2) geometric nonlinear geometric nonlinear problems are caud due to the nonlinear relationship between displacement. When the object the displacement is larger, the strain and displacement relationship is nonlinear relationship. Rearch on this kind of problem
Is assumes that the material of stress and strain is linear relationship. It consists of a large displacement problem of large strain and large displacement little strain. Such as the structure of the elastic buckling problem belongs to the large displacement little strain, rubber parts forming process for large strain.
3) nonlinear boundary problem in the processing, problems such as aling, the impact of the role of contact and friction can not be ignored, belongs to the highly nonlinear contact boundary. At ordinary times some contact problems, such as gear, stamping forming, rolling, rubber shock absorber, interference fit asmbly, etc., when a structure and another structure or external boundary contact usually want to consider nonlinear boundary conditions. The actual nonlinear may appear at the same time the two or three kinds of nonlinear problems.
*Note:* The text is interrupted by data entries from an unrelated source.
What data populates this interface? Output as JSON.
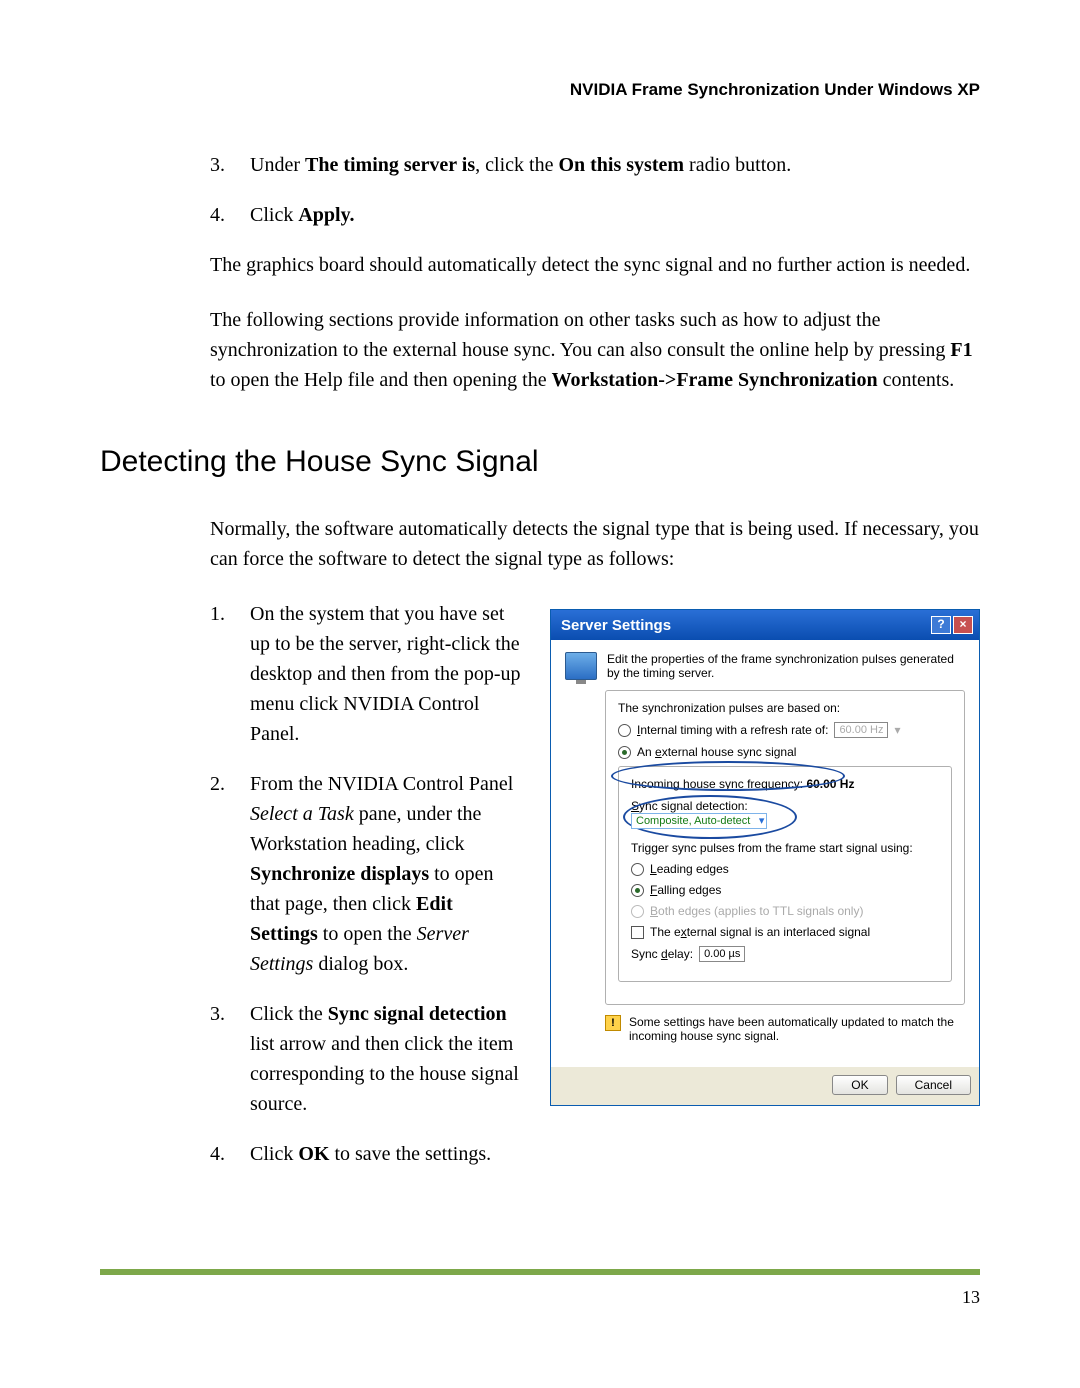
{
  "header": "NVIDIA Frame Synchronization Under Windows XP",
  "top_list": {
    "item3": {
      "num": "3.",
      "pre": "Under ",
      "b1": "The timing server is",
      "mid": ", click the ",
      "b2": "On this system",
      "post": " radio button."
    },
    "item4": {
      "num": "4.",
      "pre": "Click ",
      "b1": "Apply."
    }
  },
  "para1": "The graphics board should automatically detect the sync signal and no further action is needed.",
  "para2": {
    "t1": "The following sections provide information on other tasks such as how to adjust the synchronization to the external house sync. You can also consult the online help by pressing ",
    "b1": "F1",
    "t2": " to open the Help file and then opening the ",
    "b2": "Workstation->Frame Synchronization",
    "t3": " contents."
  },
  "section_heading": "Detecting the House Sync Signal",
  "para3": "Normally, the software automatically detects the signal type that is being used. If necessary, you can force the software to detect the signal type as follows:",
  "steps": {
    "s1": {
      "num": "1.",
      "text": "On the system that you have set up to be the server, right-click the desktop and then from the pop-up menu click NVIDIA Control Panel."
    },
    "s2": {
      "num": "2.",
      "pre": "From the NVIDIA Control Panel ",
      "i1": "Select a Task",
      "mid1": " pane, under the Workstation heading, click ",
      "b1": "Synchronize displays",
      "mid2": " to open that page, then click ",
      "b2": "Edit Settings",
      "mid3": " to open the ",
      "i2": "Server Settings",
      "post": " dialog box."
    },
    "s3": {
      "num": "3.",
      "pre": "Click the ",
      "b1": "Sync signal detection",
      "post": " list arrow and then click the item corresponding to the house signal source."
    },
    "s4": {
      "num": "4.",
      "pre": "Click ",
      "b1": "OK",
      "post": " to save the settings."
    }
  },
  "dialog": {
    "title": "Server Settings",
    "intro": "Edit the properties of the frame synchronization pulses generated by the timing server.",
    "pulses_label": "The synchronization pulses are based on:",
    "radio_internal_pre": "Internal timing with a refresh rate of:",
    "refresh_value": "60.00 Hz",
    "radio_external": "An external house sync signal",
    "freq_label_pre": "Incoming house sync frequency: ",
    "freq_value": "60.00 Hz",
    "sync_detect_label": "Sync signal detection:",
    "sync_detect_value": "Composite, Auto-detect",
    "trigger_label": "Trigger sync pulses from the frame start signal using:",
    "leading": "Leading edges",
    "falling": "Falling edges",
    "both": "Both edges (applies to TTL signals only)",
    "interlaced": "The external signal is an interlaced signal",
    "sync_delay_label": "Sync delay:",
    "sync_delay_value": "0.00 µs",
    "warning": "Some settings have been automatically updated to match the incoming house sync signal.",
    "ok": "OK",
    "cancel": "Cancel"
  },
  "page_num": "13"
}
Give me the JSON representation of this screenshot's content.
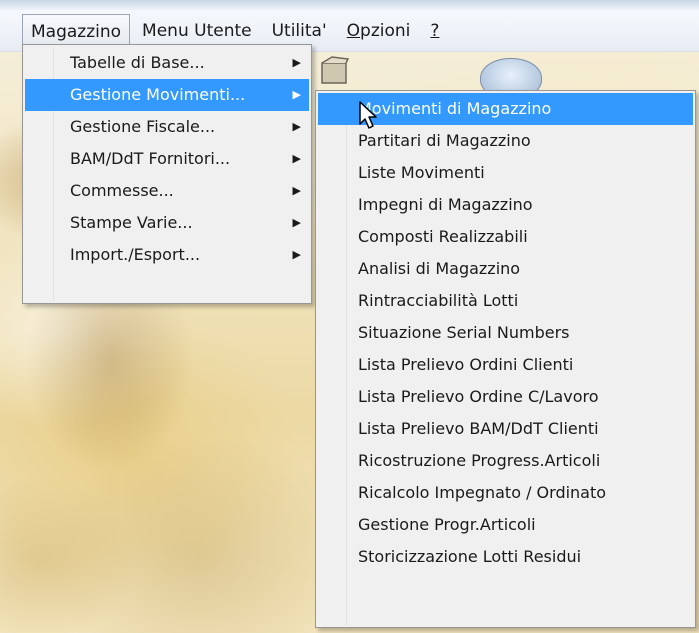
{
  "menubar": {
    "items": [
      "Magazzino",
      "Menu Utente",
      "Utilita'"
    ],
    "opzioni_first": "O",
    "opzioni_rest": "pzioni",
    "help": "?"
  },
  "magazzino_menu": {
    "items": [
      "Tabelle di Base...",
      "Gestione Movimenti...",
      "Gestione Fiscale...",
      "BAM/DdT Fornitori...",
      "Commesse...",
      "Stampe Varie...",
      "Import./Esport..."
    ],
    "active_index": 1,
    "submenu_arrow": "▶"
  },
  "movimenti_submenu": {
    "items": [
      "Movimenti di Magazzino",
      "Partitari di Magazzino",
      "Liste Movimenti",
      "Impegni di Magazzino",
      "Composti Realizzabili",
      "Analisi di Magazzino",
      "Rintracciabilità Lotti",
      "Situazione Serial Numbers",
      "Lista Prelievo Ordini Clienti",
      "Lista Prelievo Ordine C/Lavoro",
      "Lista Prelievo BAM/DdT Clienti",
      "Ricostruzione Progress.Articoli",
      "Ricalcolo Impegnato / Ordinato",
      "Gestione Progr.Articoli",
      "Storicizzazione Lotti Residui"
    ],
    "active_index": 0
  },
  "colors": {
    "highlight": "#3399ff",
    "menu_bg": "#f0f0f0",
    "menu_border": "#979797"
  }
}
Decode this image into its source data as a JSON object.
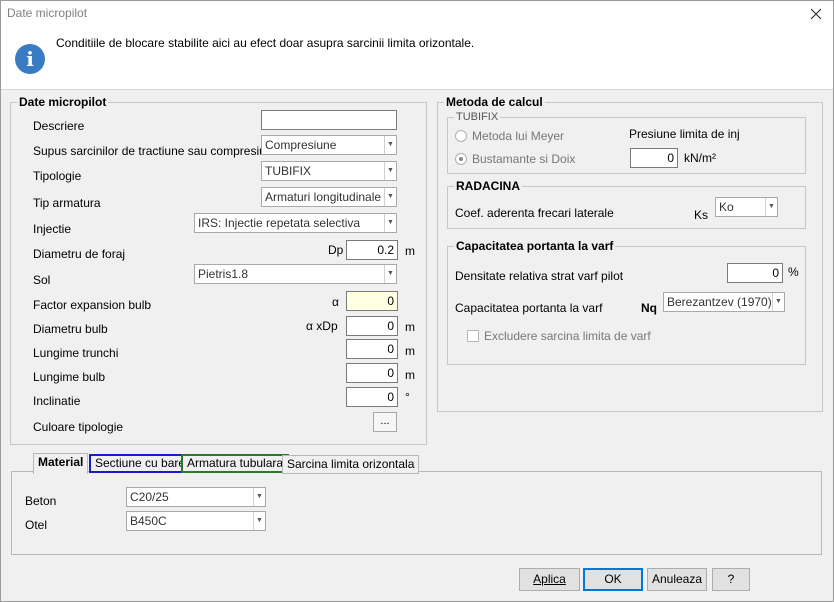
{
  "window": {
    "title": "Date micropilot"
  },
  "info": {
    "message": "Conditiile de blocare stabilite aici au efect doar asupra sarcinii limita orizontale."
  },
  "date_micropilot": {
    "legend": "Date micropilot",
    "descriere": {
      "label": "Descriere",
      "value": ""
    },
    "supus": {
      "label": "Supus sarcinilor de tractiune sau compresiune",
      "value": "Compresiune"
    },
    "tipologie": {
      "label": "Tipologie",
      "value": "TUBIFIX"
    },
    "tip_armatura": {
      "label": "Tip armatura",
      "value": "Armaturi longitudinale"
    },
    "injectie": {
      "label": "Injectie",
      "value": "IRS: Injectie repetata selectiva"
    },
    "diametru_foraj": {
      "label": "Diametru de foraj",
      "symbol": "Dp",
      "value": "0.2",
      "unit": "m"
    },
    "sol": {
      "label": "Sol",
      "value": "Pietris1.8"
    },
    "factor_expansion": {
      "label": "Factor expansion bulb",
      "symbol": "α",
      "value": "0"
    },
    "diametru_bulb": {
      "label": "Diametru bulb",
      "symbol": "α xDp",
      "value": "0",
      "unit": "m"
    },
    "lungime_trunchi": {
      "label": "Lungime trunchi",
      "value": "0",
      "unit": "m"
    },
    "lungime_bulb": {
      "label": "Lungime bulb",
      "value": "0",
      "unit": "m"
    },
    "inclinatie": {
      "label": "Inclinatie",
      "value": "0",
      "unit": "°"
    },
    "culoare": {
      "label": "Culoare tipologie",
      "button": "..."
    }
  },
  "metoda": {
    "legend": "Metoda de calcul",
    "tubifix": {
      "legend": "TUBIFIX",
      "meyer": "Metoda lui Meyer",
      "bustamante": "Bustamante si Doix",
      "presiune_label": "Presiune limita de inj",
      "presiune_value": "0",
      "presiune_unit": "kN/m²"
    },
    "radacina": {
      "legend": "RADACINA",
      "coef_label": "Coef. aderenta frecari laterale",
      "ks_symbol": "Ks",
      "ks_value": "Ko"
    },
    "capacitate": {
      "legend": "Capacitatea portanta la varf",
      "densitate_label": "Densitate relativa strat varf pilot",
      "densitate_value": "0",
      "densitate_unit": "%",
      "cap_label": "Capacitatea portanta la varf",
      "nq_symbol": "Nq",
      "nq_value": "Berezantzev (1970)",
      "excludere": "Excludere sarcina limita de varf"
    }
  },
  "tabs": {
    "items": [
      "Material",
      "Sectiune cu bare",
      "Armatura tubulara",
      "Sarcina limita orizontala"
    ],
    "beton_label": "Beton",
    "beton_value": "C20/25",
    "otel_label": "Otel",
    "otel_value": "B450C"
  },
  "buttons": {
    "aplica": "Aplica",
    "ok": "OK",
    "anuleaza": "Anuleaza",
    "help": "?"
  }
}
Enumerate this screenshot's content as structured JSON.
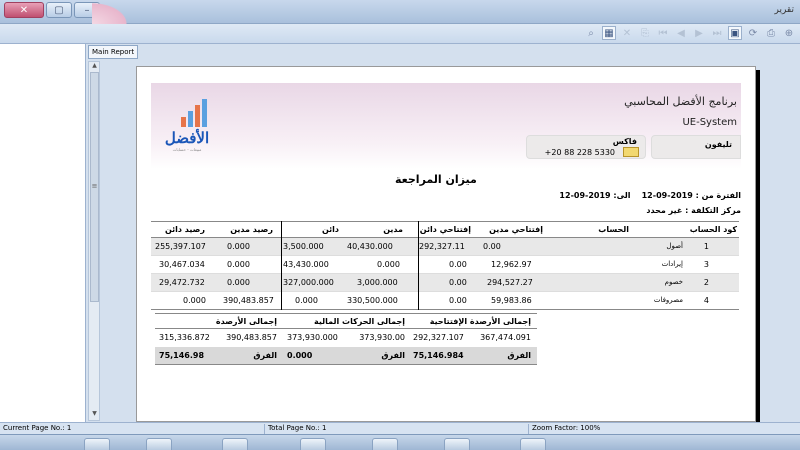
{
  "window": {
    "title": "تقرير"
  },
  "report_tab": "Main Report",
  "header": {
    "company": "برنامج الأفضل المحاسبي",
    "system": "UE-System",
    "logo_text": "الأفضل",
    "logo_sub": "مبيعات - حسابات",
    "fax_label": "فاكس",
    "fax_value": "+20 88 228 5330",
    "phone_label": "تليفون"
  },
  "report": {
    "title": "ميزان المراجعة",
    "period_label": "الفترة من :",
    "period_from": "2019-09-12",
    "period_to_label": "الى:",
    "period_to": "2019-09-12",
    "cost_center": "مركز التكلفة : غير محدد"
  },
  "table": {
    "headers": {
      "code": "كود الحساب",
      "account": "الحساب",
      "open_debit": "إفتتاحي مدين",
      "open_credit": "إفتتاحي دائن",
      "debit": "مدين",
      "credit": "دائن",
      "bal_debit": "رصيد مدين",
      "bal_credit": "رصيد دائن"
    },
    "rows": [
      {
        "code": "1",
        "account": "أصول",
        "open_debit": "0.00",
        "open_credit": "292,327.11",
        "debit": "40,430.000",
        "credit": "3,500.000",
        "bal_debit": "0.000",
        "bal_credit": "255,397.107"
      },
      {
        "code": "3",
        "account": "إيرادات",
        "open_debit": "12,962.97",
        "open_credit": "0.00",
        "debit": "0.000",
        "credit": "43,430.000",
        "bal_debit": "0.000",
        "bal_credit": "30,467.034"
      },
      {
        "code": "2",
        "account": "خصوم",
        "open_debit": "294,527.27",
        "open_credit": "0.00",
        "debit": "3,000.000",
        "credit": "327,000.000",
        "bal_debit": "0.000",
        "bal_credit": "29,472.732"
      },
      {
        "code": "4",
        "account": "مصروفات",
        "open_debit": "59,983.86",
        "open_credit": "0.00",
        "debit": "330,500.000",
        "credit": "0.000",
        "bal_debit": "390,483.857",
        "bal_credit": "0.000"
      }
    ]
  },
  "summaries": {
    "opening": {
      "title": "إجمالى الأرصدة الإفتتاحية",
      "right": "367,474.091",
      "left": "292,327.107",
      "diff_label": "الفرق",
      "diff": "75,146.984"
    },
    "movements": {
      "title": "إجمالى الحركات المالية",
      "right": "373,930.00",
      "left": "373,930.000",
      "diff_label": "الفرق",
      "diff": "0.000"
    },
    "balances": {
      "title": "إجمالى الأرصدة",
      "right": "390,483.857",
      "left": "315,336.872",
      "diff_label": "الفرق",
      "diff": "75,146.98"
    }
  },
  "status": {
    "current_page": "Current Page No.: 1",
    "total_page": "Total Page No.: 1",
    "zoom": "Zoom Factor: 100%"
  },
  "colors": {
    "accent": "#1a56b8",
    "band": "#e9d7e6",
    "row_alt": "#e8e8e8"
  }
}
Finite element theoretical basis
Finite element method is bad on variational principle and the weighted residual method, and the basic solving thought is the computational domain is divided into a finite number of non-overlapping unit, within each cell, lect some appropriate nodes as solving the interpolation function, the differential equation of the variables in the rewritten by the variable or its derivative lected interpolation node value and the function of linear expression, with the aid of variational principle or weighted residual method, the dis
crete solution of differential equation. Using different forms of weight function and interpolation function, constitute different finite element methods. 1. The weighted residual method and the weighted residual method of weighted residual method of weighted residual method: refers to the weighted function is zero using make allowance for approximate solution of the differential equation method is called the weighted residual method. Is a kind of directly from the solution of differential equation and boundary conditions, to ek the approximate solution of boundary value problems of mathematical methods. Weighted residual method is to solve the differential equation of the approximate solution of a kind of effective method.